Só em casa, horas depois, senti o muro a cair. Ele abraçou-me do nada e desatei a chorar sem explicação aparente. E chorei, chorei, chorei naquele abraço até sentir que estava tudo bem, que o momento era real e palpável. Sou uma palerma com as saudades. Mas porque sinto-as duma forma que não desejo a ninguém. E agora vou matar mais algumas que ainda aqui ficaram. Até amanhã.

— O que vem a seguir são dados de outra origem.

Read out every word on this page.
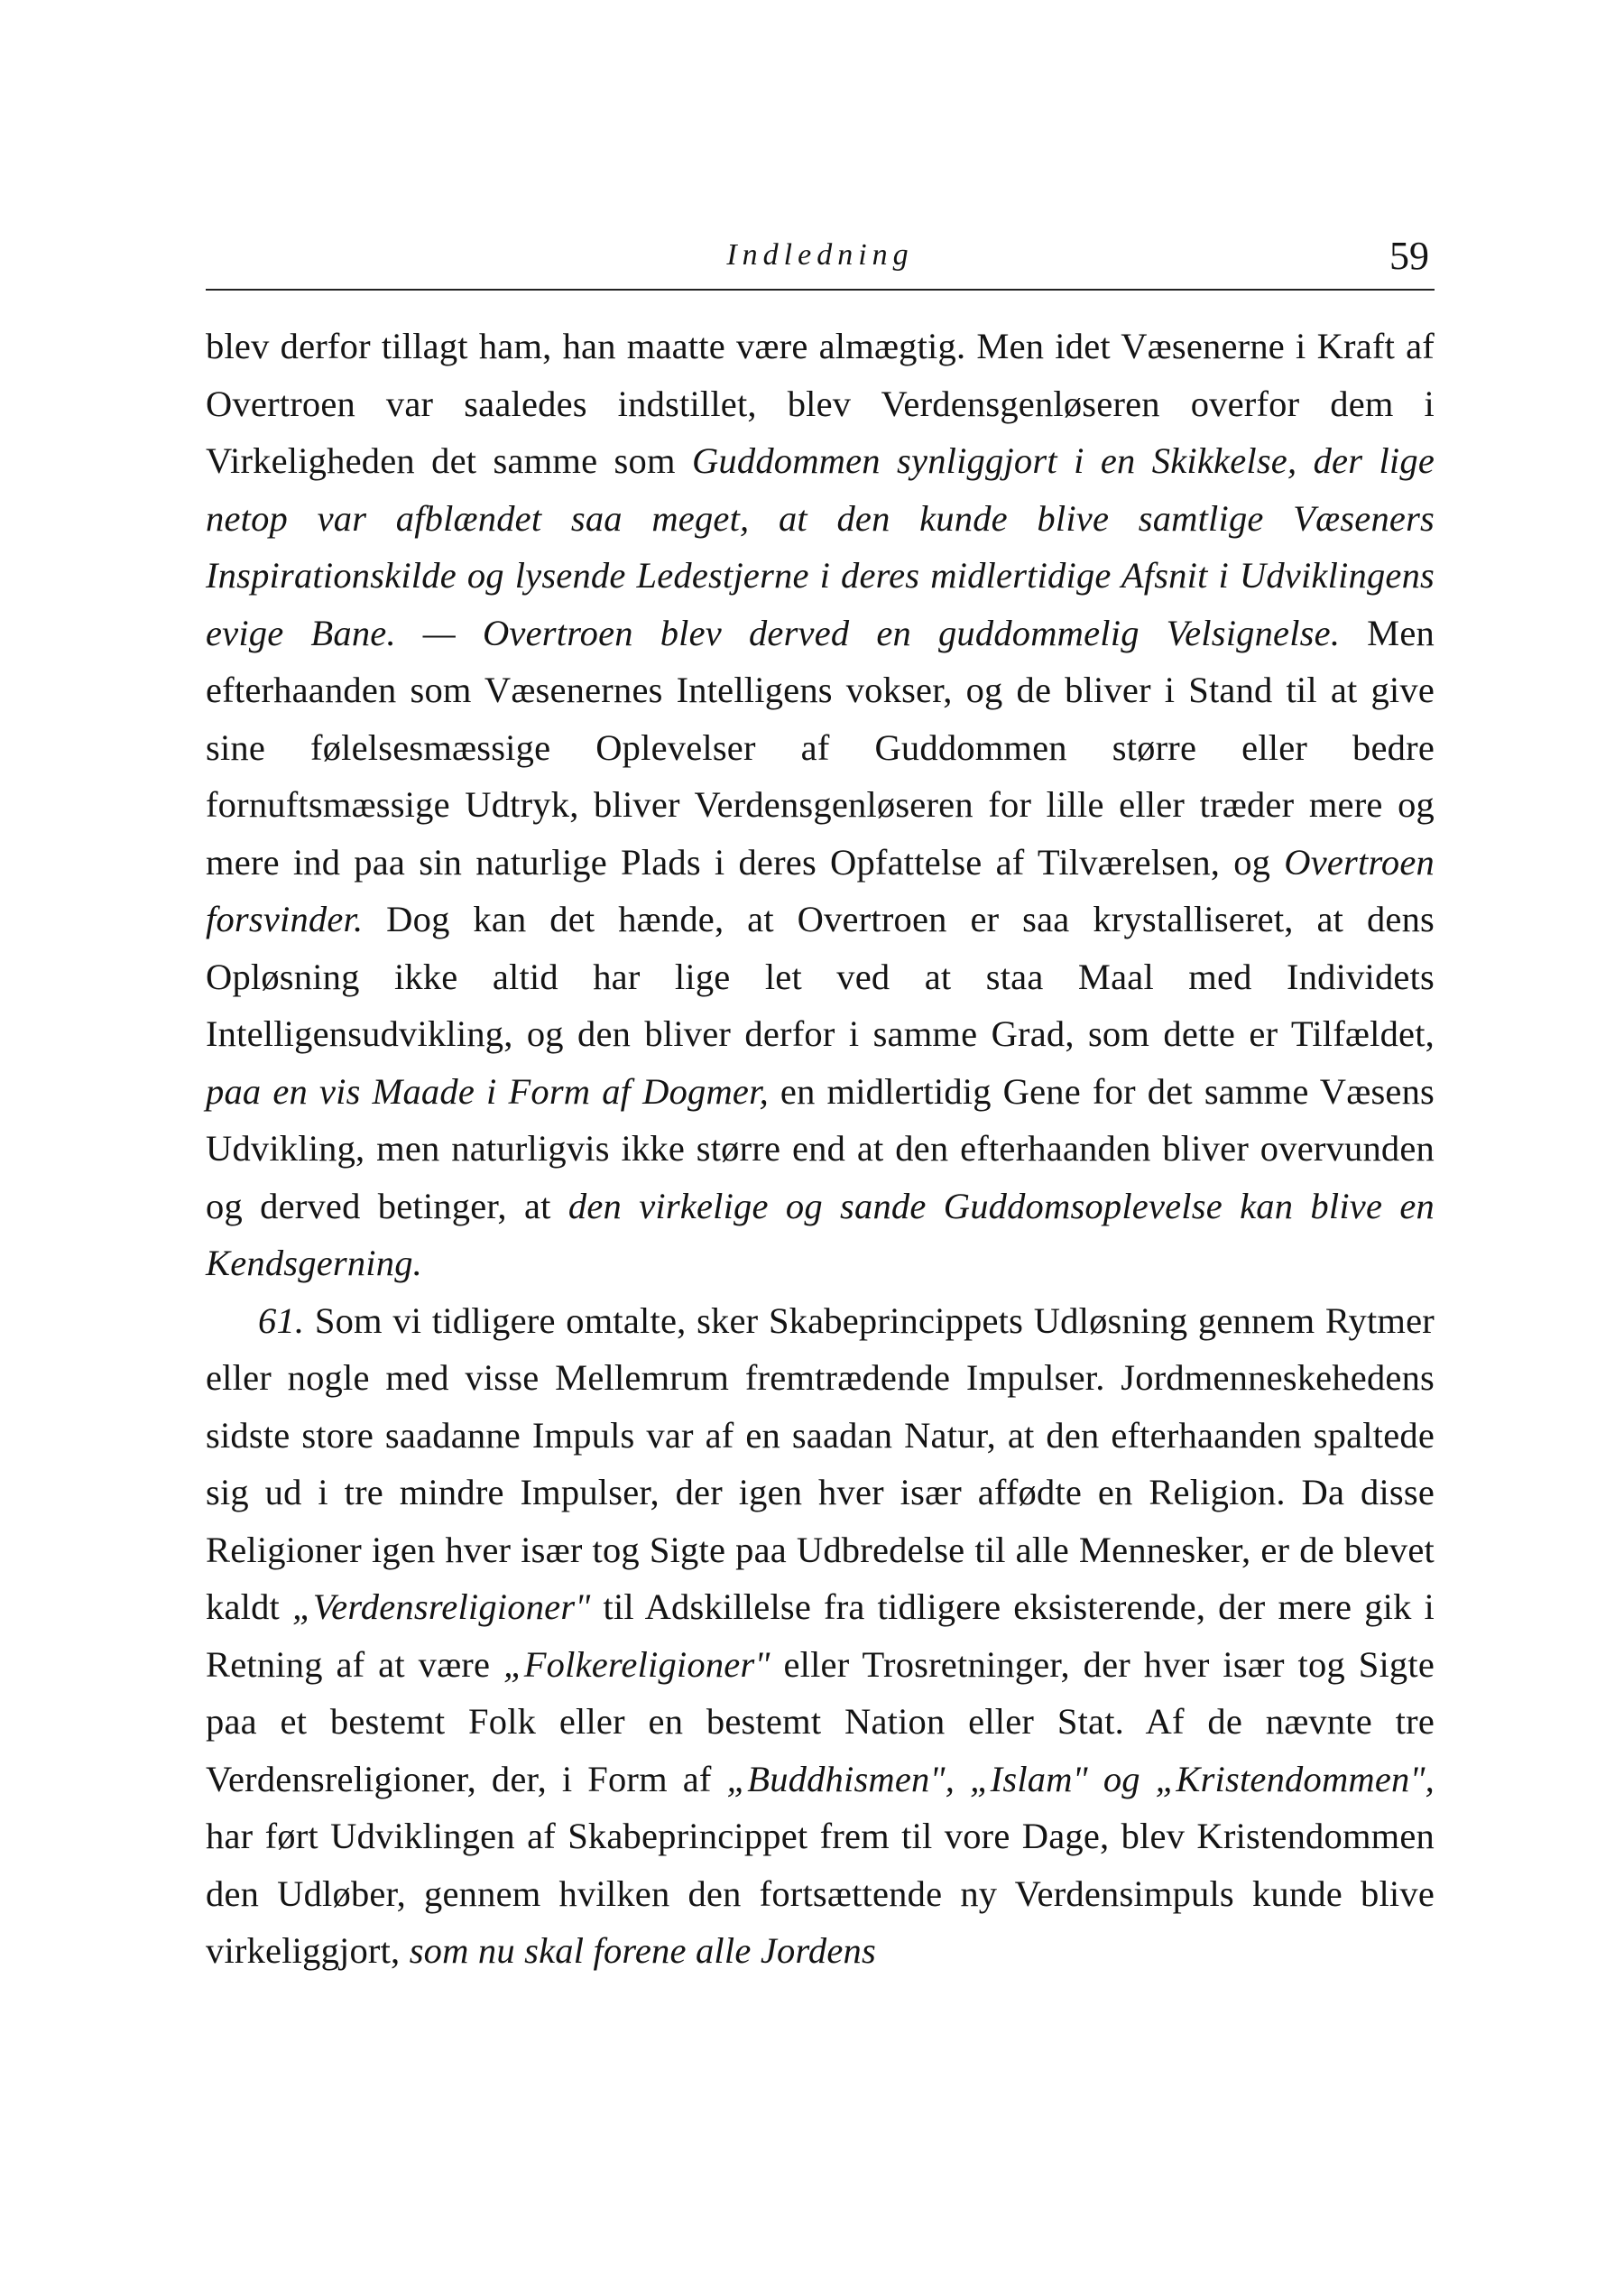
Indledning	59

blev derfor tillagt ham, han maatte være almægtig. Men idet Væsenerne i Kraft af Overtroen var saaledes indstillet, blev Verdensgenløseren overfor dem i Virkeligheden det samme som Guddommen synliggjort i en Skikkelse, der lige netop var afblændet saa meget, at den kunde blive samtlige Væseners Inspirationskilde og lysende Ledestjerne i deres midlertidige Afsnit i Udviklingens evige Bane. — Overtroen blev derved en guddommelig Velsignelse. Men efterhaanden som Væsenernes Intelligens vokser, og de bliver i Stand til at give sine følelsesmæssige Oplevelser af Guddommen større eller bedre fornuftsmæssige Udtryk, bliver Verdensgenløseren for lille eller træder mere og mere ind paa sin naturlige Plads i deres Opfattelse af Tilværelsen, og Overtroen forsvinder. Dog kan det hænde, at Overtroen er saa krystalliseret, at dens Opløsning ikke altid har lige let ved at staa Maal med Individets Intelligensudvikling, og den bliver derfor i samme Grad, som dette er Tilfældet, paa en vis Maade i Form af Dogmer, en midlertidig Gene for det samme Væsens Udvikling, men naturligvis ikke større end at den efterhaanden bliver overvunden og derved betinger, at den virkelige og sande Guddomsoplevelse kan blive en Kendsgerning.

61. Som vi tidligere omtalte, sker Skabeprincippets Udløsning gennem Rytmer eller nogle med visse Mellemrum fremtrædende Impulser. Jordmenneskehedens sidste store saadanne Impuls var af en saadan Natur, at den efterhaanden spaltede sig ud i tre mindre Impulser, der igen hver især affødte en Religion. Da disse Religioner igen hver især tog Sigte paa Udbredelse til alle Mennesker, er de blevet kaldt „Verdensreligioner" til Adskillelse fra tidligere eksisterende, der mere gik i Retning af at være „Folkereligioner" eller Trosretninger, der hver især tog Sigte paa et bestemt Folk eller en bestemt Nation eller Stat. Af de nævnte tre Verdensreligioner, der, i Form af „Buddhismen", „Islam" og „Kristendommen", har ført Udviklingen af Skabeprincippet frem til vore Dage, blev Kristendommen den Udløber, gennem hvilken den fortsættende ny Verdensimpuls kunde blive virkeliggjort, som nu skal forene alle Jordens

Engraçado. Nunca tinha ouvido (ou lido) alguém dizer isto que é tambem a forma como sinto as saudades. Tal e qual. Quanto mais tempo longe, pior eu fico. Mas pior no sentido de irritada, insuportável e não passa quando o vejo. Ou melhor, não no momento. É muito estranho mas tenho uma teoria que tem qualquer coisa a ver com essa barreira, essa tentativa de nos mantermos fortes quando não é isso que apetece. Tenho que me distanciar para não deixar as saudades tomarem conta demasiado e depois custa a voltar ao estado 'normal'. Por isso digo, relações à distância seriam para mim praticamente impossíveis. Não digo não nem nunca mas muito, muito dificilmente. Não tenho personalidade para aguentar isso.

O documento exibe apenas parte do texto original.